Who's afraid of Virginia Woolf? Quite a lot of people, it seems, including such diverse souls as novelists A.L. Kennedy and Christopher Priest, poet and critic Tom Paulin, historian Alison Weir, literary journalist Harry Ritchie and television presenter Vanessa Feltz.
Asked by Waterstone's to nominate books that should never have become classics, Ms Feltz describes The Waves as "atypical Woolf, gone completely adrift", while Ms Kennedy confesses that the Bloomsbury writer leaves her "mainly cold", adding that Jane Austen "doesn't do a huge amount" for her, either.
Tom Paulin is bemused that "Woolf's snobbishly sensitive prose has many admirers for reasons which continue to escape me", Christopher Priest thinks all of Woolf "overrated", Harry Ritchie would also happily live without any of her work, while Alison Weir deems To the Lighthouse "mind-numbing".
Still, Virginia doesn't fare quite as badly among the forty-seven writers and publishers canvassed by Waterstone's as Sir Walter Scott, described by Tom Paulin as "desultory, vacillating and annoying" and by Tim Waterstone as "impenetrable and awful", while Roy Hattersley thinks Ivanhoe "a farrago of historical nonsense combined with maudlin romance".
Trollope, Lawrence, Hemingway and Orwell come in for a few brickbats, too. The redoubtable Julie Burchill dismisses Orwell's Animal Farm as "simplistic tosh", and says the exact same about Nineteen Eighty-Four, while "tacky" and "repellent" are among the forthright adjectives Tom Paulin applies to Lawrence.

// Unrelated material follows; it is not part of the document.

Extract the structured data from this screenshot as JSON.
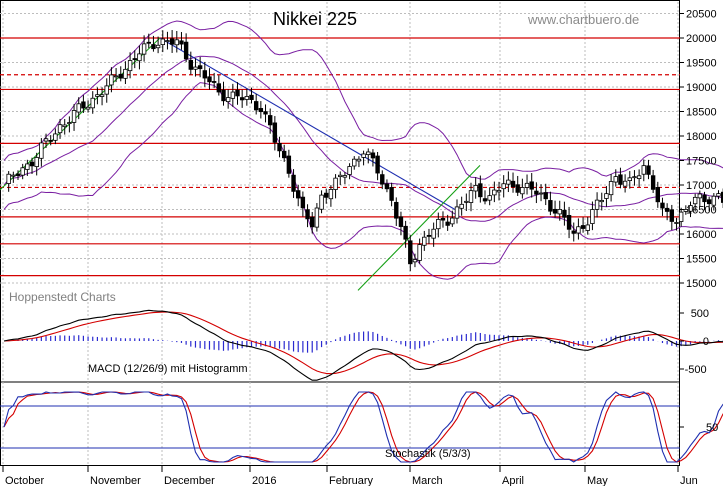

Even more forthright is Janice Galloway's enunciation of her dislikes: "I'd rather give President Clinton a blow-job than read Lolita, Lady Chatterley's Lover, La Nausee or The Well of Loneliness again." Gee, they must really suck, Janice.
But all is not abuse. The forty-seven contributors also nominate the books they regard as true classics, and Irish writers fare well here, with Wilde, Joyce, Beckett, Flann O'Brien, Elizabeth Bowen, William Trevor, Seamus Deane, Roddy Doyle and John Banville singled out for particular praise. Indeed, Chris Woodhead, who is Her Majesty's Chief Inspector of Schools, describes Banville's The Untouchable as "the greatest work so far by the best and most intelligent contemporary novelist writing today".
You'll find all these opinions and more in the 220-page The Test of Time: What Makes a Classic a Classic?, published by Waterstone's at a mere £1.99.
Ray O'Hanlon, senior editor with the Irish Echo in New York, tells me that his 1998 book, The New Irish Americans, has just been nominated for the prestigious Washington Irving Awards, to be presented in May.
Among the criteria for eligibility is that the writer must live in Irving's Westchester County, a condition Ray fulfils by residing in Ossining, otherwise mainly famous for being the home of both Sing Sing and John Cheever. Past recipients of the awards have included Don DeLillo and actor Christopher Reeve.
Ray, formerly a reporter with the Irish Press, is currently working on a novel. Tentatively titled Hard Men, it also takes as its subject Irish America. Certainly there are a few hard men there.
Following the success of last summer's Reading in the Shade on RTE Radio 1, Seamus Hosey has cast his net wider in devising The Book on One, which began last Monday and which each week devotes itself to readings from a particular book.
It goes out at 2.45pm from Monday to Friday, and next week Anna Massey will read from Henry James's The Turn of the Screw, followed, the week after, by Christopher Fitz-Simon reading from Micheal MacLiammoir's Put Money in Thy Purse. Later in the month Brenda Fricker will be tackling Brian Moore's The Lonely Passion of Judith Hearne.